Academic Editor: Massimiliano Filosto

Copyright © 2014 Hiew Fu Liong et al. This is an open access article distributed under the Creative Commons Attribution License, which permits unrestricted use, distribution, and reproduction in any medium, provided the original work is properly cited.
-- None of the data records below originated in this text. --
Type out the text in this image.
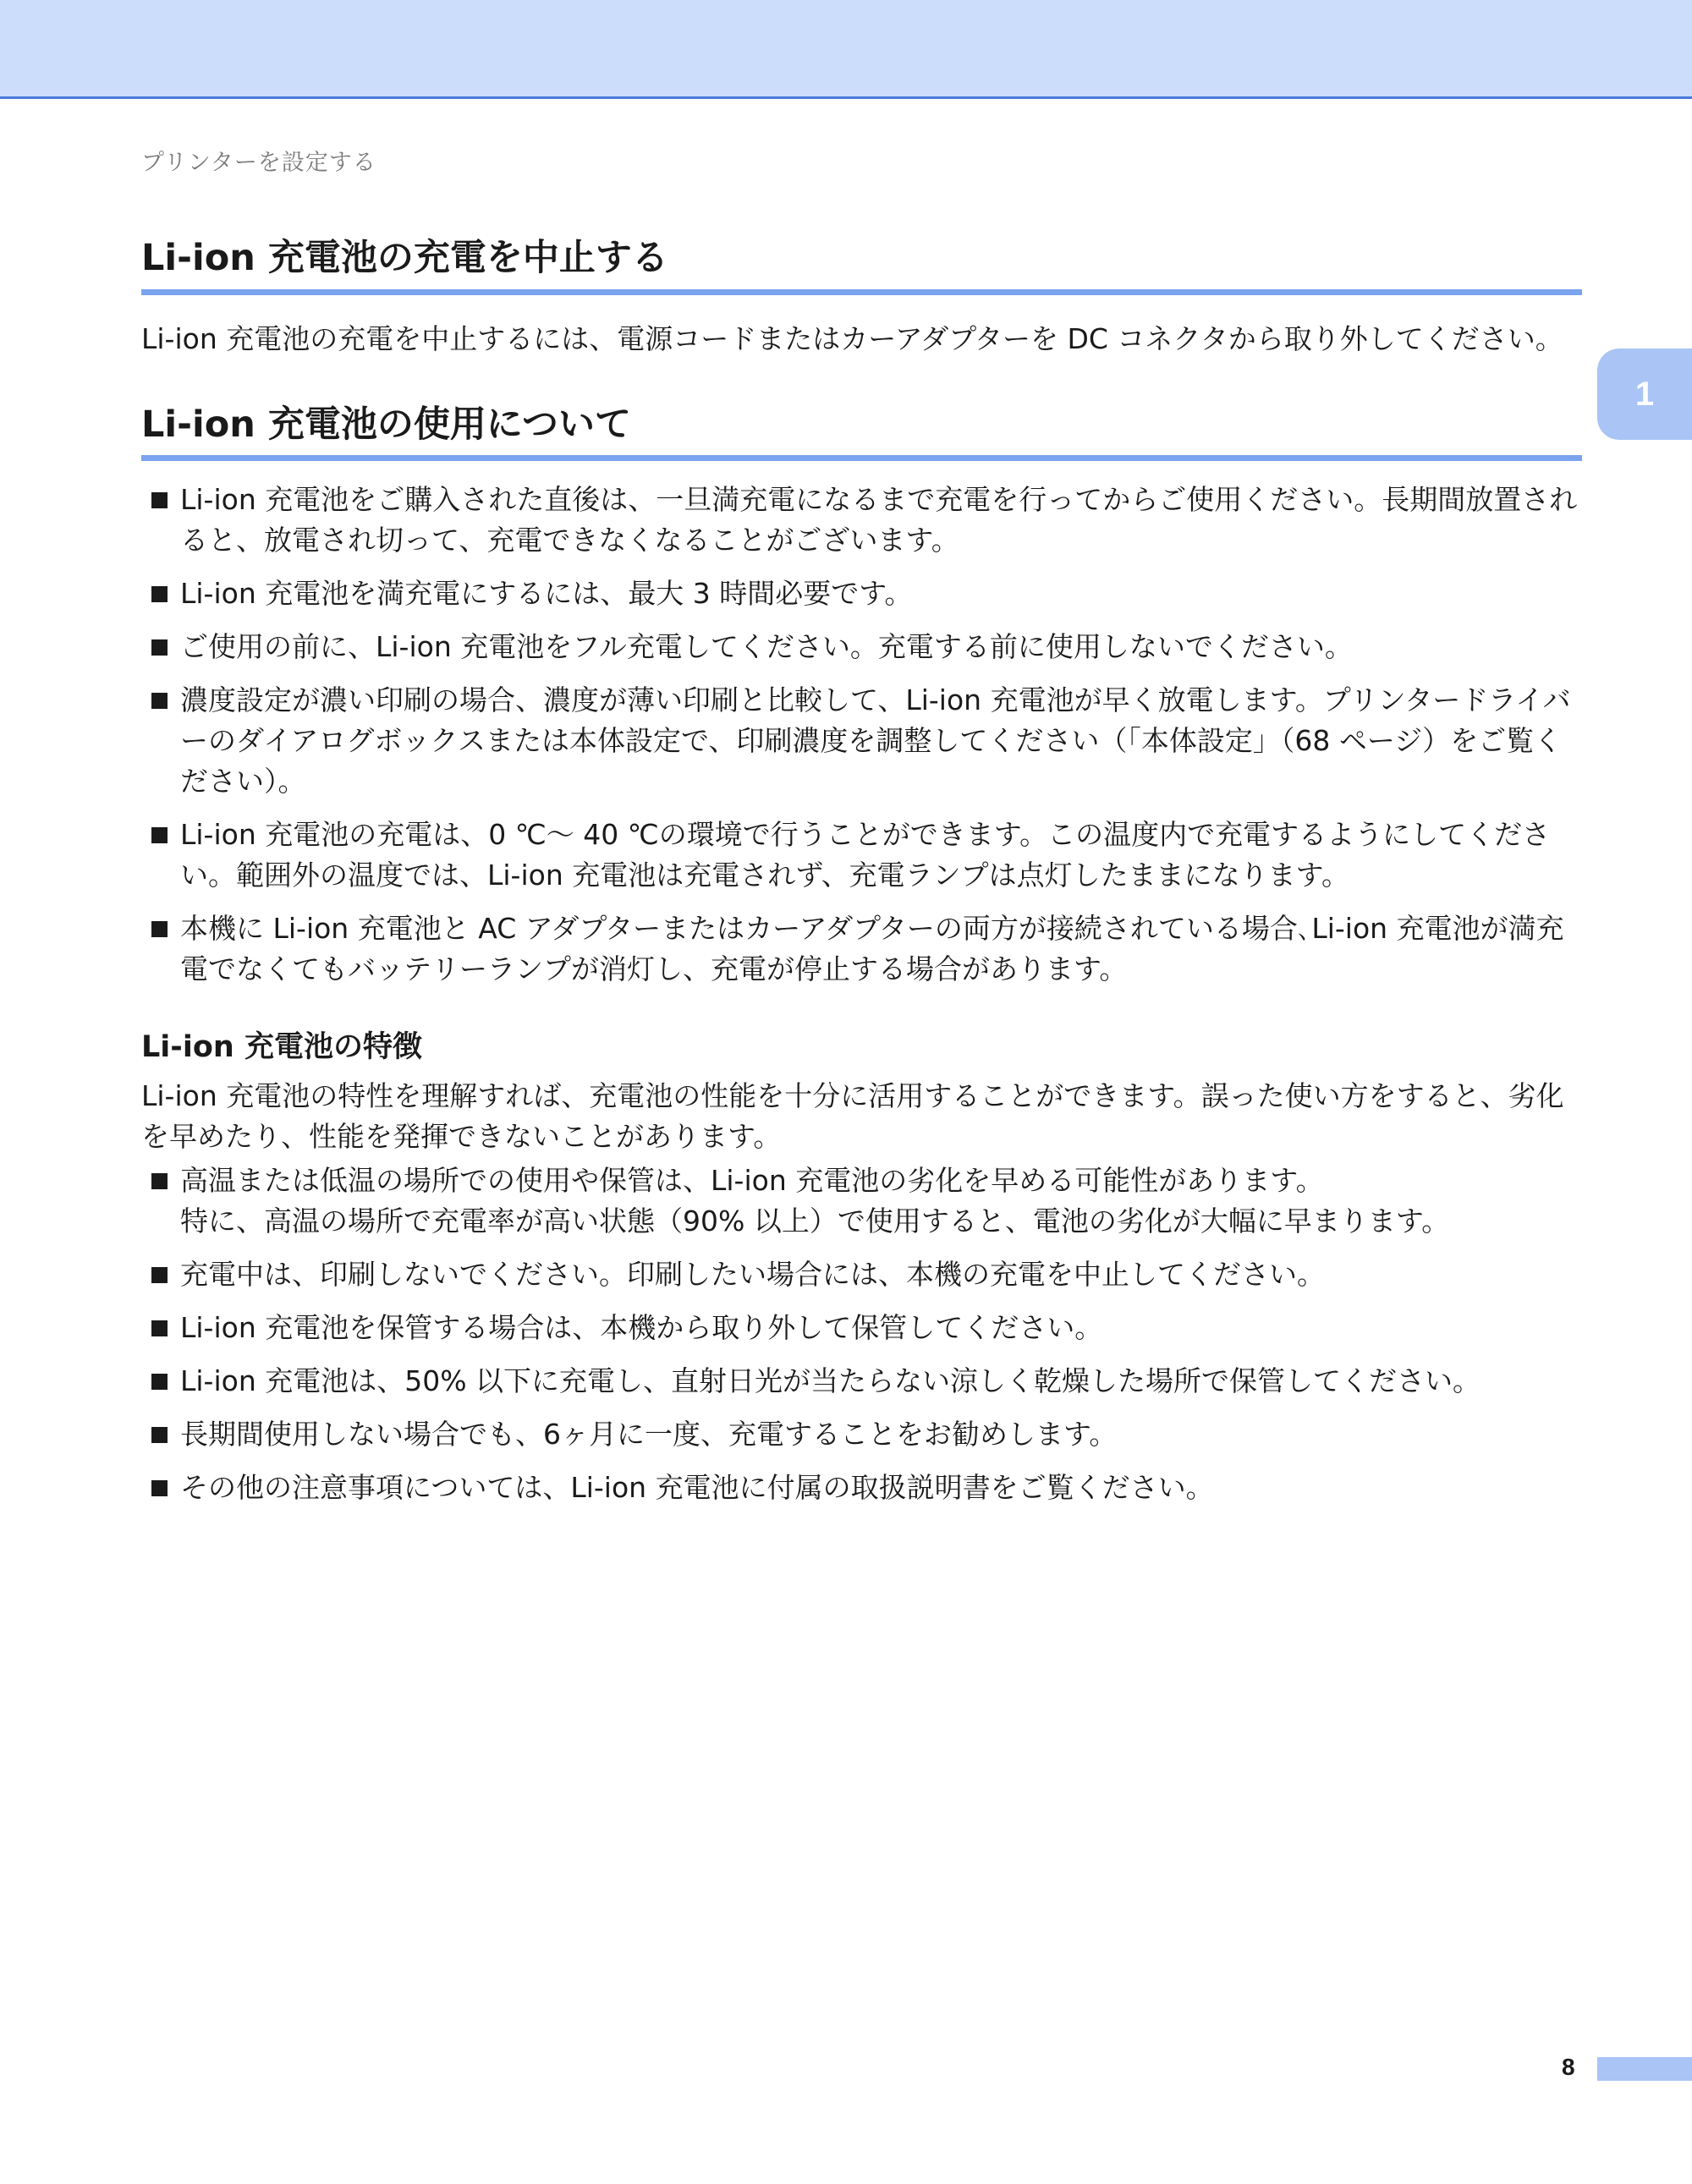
プリンターを設定する
1
Li-ion 充電池の充電を中止する

Li-ion 充電池の充電を中止するには、電源コードまたはカーアダプターを DC コネクタから取り外してください。

Li-ion 充電池の使用について
Li-ion 充電池をご購入された直後は、一旦満充電になるまで充電を行ってからご使用ください。長期間放置されると、放電され切って、充電できなくなることがございます。
Li-ion 充電池を満充電にするには、最大 3 時間必要です。
ご使用の前に、Li-ion 充電池をフル充電してください。充電する前に使用しないでください。
濃度設定が濃い印刷の場合、濃度が薄い印刷と比較して、Li-ion 充電池が早く放電します。プリンタードライバーのダイアログボックスまたは本体設定で、印刷濃度を調整してください（｢本体設定｣（68 ページ）をご覧ください）。
Li-ion 充電池の充電は、0 ℃～ 40 ℃の環境で行うことができます。この温度内で充電するようにしてください。範囲外の温度では、Li-ion 充電池は充電されず、充電ランプは点灯したままになります。
本機に Li-ion 充電池と AC アダプターまたはカーアダプターの両方が接続されている場合､Li-ion 充電池が満充電でなくてもバッテリーランプが消灯し、充電が停止する場合があります。
Li-ion 充電池の特徴

Li-ion 充電池の特性を理解すれば、充電池の性能を十分に活用することができます。誤った使い方をすると、劣化を早めたり、性能を発揮できないことがあります。

高温または低温の場所での使用や保管は、Li-ion 充電池の劣化を早める可能性があります。
特に、高温の場所で充電率が高い状態（90% 以上）で使用すると、電池の劣化が大幅に早まります。
充電中は、印刷しないでください。印刷したい場合には、本機の充電を中止してください。
Li-ion 充電池を保管する場合は、本機から取り外して保管してください。
Li-ion 充電池は、50% 以下に充電し、直射日光が当たらない涼しく乾燥した場所で保管してください。
長期間使用しない場合でも、6ヶ月に一度、充電することをお勧めします。
その他の注意事項については、Li-ion 充電池に付属の取扱説明書をご覧ください。
8
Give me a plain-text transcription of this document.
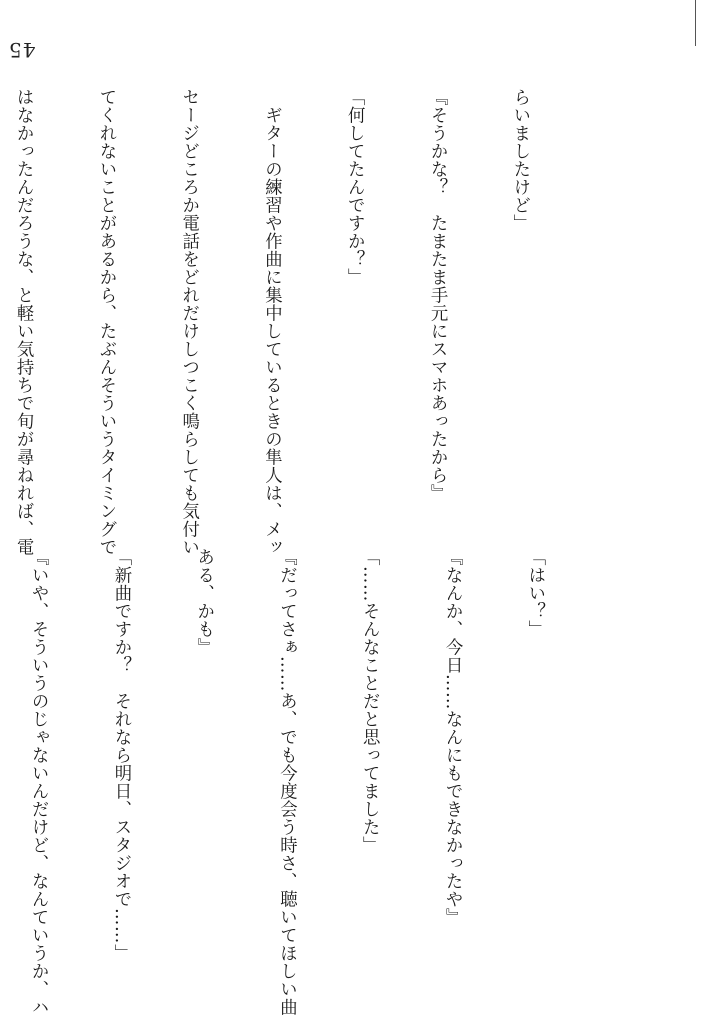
45

らいましたけど」

『そうかな？　たまたま手元にスマホあったから』

「何してたんですか？」

　ギターの練習や作曲に集中しているときの隼人は、メッ

セージどころか電話をどれだけしつこく鳴らしても気付い

てくれないことがあるから、たぶんそういうタイミングで

はなかったんだろうな、と軽い気持ちで旬が尋ねれば、電

「はい？」

『なんか、今日……なんにもできなかったや』

「……そんなことだと思ってました」

『だってさぁ……あ、でも今度会う時さ、聴いてほしい曲

ある、かも』

「新曲ですか？　それなら明日、スタジオで……」

『いや、そういうのじゃないんだけど、なんていうか、ハ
Pompe’s disease (acid maltase deficiency, glycogen storage disease type II) is an autosomal recessive disorder caused by a deficiency of lysosomal acid -1,4-glucosidase, resulting in excessive accumulation of glycogen in the lysosomes and cytoplasm of all tissues, most notably in skeletal muscles. We present a case of adult-onset Pompe’s disease with progressive proximal muscles weakness over 5 years and respiratory failure on admission, requiring prolonged mechanical ventilation. Electromyography showed evidence of myopathic process with small amplitudes, polyphasic motor unit action potentials, and presence of pseudomyotonic discharges. Muscle biopsy showed glycogen-containing vacuoles in the muscle fibers consistent with glycogen storage disease. Genetic analysis revealed two compound heterozygous mutations at c.444C>G (p.Tyr148*) in exon 2 and c.2238G>C (p.Trp746Cys) in exon 16, with the former being a novel mutation. This mutation has not been reported before, to our knowledge. The patient was treated with high protein diet during the admission and subsequently showed good clinical response to enzyme replacement therapy with survival now to the eighth year. Conclusion. In patients with late-onset adult Pompe’s disease, careful evaluation and early identification of the disease and its treatment with high protein diet and enzyme replacement therapy improve muscle function and have beneficial impact on long term survival.